Il avait saisi de la main droite un quartier de roc qui traversa
la nuit en sifflant et alla écraser la tête de l'archer
dans son casque.
-C'est le diable ! c'est le diable ! répétèrent
les soudards épouvantés.
-En l'an vingt-neuf, dit Bruno, je fus frappé d'un coup
d'estoc par un grand coquin d'Anglais qui avait les yeux de travers.
Chacun sait bien que si on répand le sang de ceux qui louchent,
on devient borgne. Souviens-toi de ça, petit Jeannin...

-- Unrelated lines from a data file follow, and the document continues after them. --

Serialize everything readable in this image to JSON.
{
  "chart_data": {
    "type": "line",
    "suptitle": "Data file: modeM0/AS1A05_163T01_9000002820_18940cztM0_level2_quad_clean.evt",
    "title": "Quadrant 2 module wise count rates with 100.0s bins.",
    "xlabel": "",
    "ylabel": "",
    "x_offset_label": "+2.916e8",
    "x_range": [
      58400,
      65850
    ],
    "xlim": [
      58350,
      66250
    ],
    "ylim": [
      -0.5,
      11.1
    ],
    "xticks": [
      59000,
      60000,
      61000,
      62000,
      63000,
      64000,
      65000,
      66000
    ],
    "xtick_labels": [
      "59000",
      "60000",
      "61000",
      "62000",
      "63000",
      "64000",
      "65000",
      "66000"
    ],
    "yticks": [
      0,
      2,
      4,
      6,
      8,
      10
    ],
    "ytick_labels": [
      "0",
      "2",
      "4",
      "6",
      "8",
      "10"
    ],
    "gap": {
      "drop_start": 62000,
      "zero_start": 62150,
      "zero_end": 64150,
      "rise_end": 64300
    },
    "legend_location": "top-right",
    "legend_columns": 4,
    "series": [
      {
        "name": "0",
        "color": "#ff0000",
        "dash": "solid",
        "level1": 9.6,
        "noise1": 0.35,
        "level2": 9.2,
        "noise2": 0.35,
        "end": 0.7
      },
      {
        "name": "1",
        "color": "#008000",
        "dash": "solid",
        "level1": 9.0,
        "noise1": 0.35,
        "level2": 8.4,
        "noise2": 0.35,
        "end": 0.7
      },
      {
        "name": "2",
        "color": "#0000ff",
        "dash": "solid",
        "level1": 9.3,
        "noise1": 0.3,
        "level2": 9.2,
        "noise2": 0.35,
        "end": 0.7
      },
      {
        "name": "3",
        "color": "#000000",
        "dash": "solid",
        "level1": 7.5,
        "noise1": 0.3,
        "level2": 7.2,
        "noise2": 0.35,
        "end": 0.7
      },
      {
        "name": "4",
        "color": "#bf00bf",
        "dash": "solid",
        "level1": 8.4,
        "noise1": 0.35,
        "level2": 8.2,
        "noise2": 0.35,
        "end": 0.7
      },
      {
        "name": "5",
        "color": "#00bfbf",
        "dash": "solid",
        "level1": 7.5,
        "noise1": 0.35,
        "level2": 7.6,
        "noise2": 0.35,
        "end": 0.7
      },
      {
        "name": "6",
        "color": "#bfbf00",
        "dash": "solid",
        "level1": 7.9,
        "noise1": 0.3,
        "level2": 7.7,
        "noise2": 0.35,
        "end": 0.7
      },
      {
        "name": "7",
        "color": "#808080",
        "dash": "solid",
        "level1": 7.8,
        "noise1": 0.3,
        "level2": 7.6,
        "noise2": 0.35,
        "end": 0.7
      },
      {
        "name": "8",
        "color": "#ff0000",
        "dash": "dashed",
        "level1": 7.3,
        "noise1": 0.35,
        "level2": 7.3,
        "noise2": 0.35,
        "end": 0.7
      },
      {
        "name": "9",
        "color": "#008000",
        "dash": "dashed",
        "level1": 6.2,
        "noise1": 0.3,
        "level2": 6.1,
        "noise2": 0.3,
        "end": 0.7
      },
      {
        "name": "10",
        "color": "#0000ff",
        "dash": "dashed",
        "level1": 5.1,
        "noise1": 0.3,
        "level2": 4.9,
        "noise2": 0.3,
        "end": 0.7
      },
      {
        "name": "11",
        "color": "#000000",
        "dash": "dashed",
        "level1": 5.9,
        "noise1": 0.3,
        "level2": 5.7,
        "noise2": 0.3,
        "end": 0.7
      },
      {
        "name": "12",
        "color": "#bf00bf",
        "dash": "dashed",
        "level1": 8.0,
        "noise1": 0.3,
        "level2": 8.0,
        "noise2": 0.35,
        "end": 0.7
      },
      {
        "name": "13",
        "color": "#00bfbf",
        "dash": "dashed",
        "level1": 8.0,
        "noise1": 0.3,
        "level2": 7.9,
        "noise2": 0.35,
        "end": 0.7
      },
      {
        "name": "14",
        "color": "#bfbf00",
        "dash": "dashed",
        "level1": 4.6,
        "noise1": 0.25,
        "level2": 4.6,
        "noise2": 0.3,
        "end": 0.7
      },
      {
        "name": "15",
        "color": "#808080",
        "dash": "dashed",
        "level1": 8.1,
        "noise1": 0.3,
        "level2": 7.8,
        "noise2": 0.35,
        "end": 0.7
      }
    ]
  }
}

et pique de ta lance ce taupin qui monte à droite. Bien
travaillé, mon enfançon ! Je voulais tuer l'Anglais,
mais non pas devenir borgne.
Gare à toi, Mathurin, le troisième Mathurin !...
Où en étais-je ?
Ah ! je ne voulais pas devenir borgne. Comment faire ? Et qu'aurais-tu
fait, toi, petit Jeannin ?
Petit Jeannin était aux prises avec l'homme d'armes Kerbehel,
qui le tenait déjà à bras-le-corps.
Bruno déchargea un coup de Joséphine sur la tête
de Kerbehel, qui tomba foudroyé, puis il reprit :
-Qu'aurais-tu fait, toi, petit Jeannin ?
-Jarnigod ! s'écria Jeannin, croyez-vous que j'aie besoin
de vous pour faire mes affaires ! Ce taupin était à
moi !
-Je t'en donnerai un autre, mon fils... Moi, je connaissais un
puits à un quart de lieue de là. Je pris mon Anglais
par le cou et j'allai le noyer. Il était lourd... mais
j'ai gardé mes deux yeux.
-Gare ! gare ! Mathurin ! le quatrième Mathurin ! interrompit-il
précipitamment ; oh ! le fainéant ! il s'est laissé
assommer.
Il s'élança vers l'angle de l'enceinte où
l'un des paysans venait en effet d'être tué. Sept
ou huit hommes d'armes et soldats avaient déjà franchi
le mur.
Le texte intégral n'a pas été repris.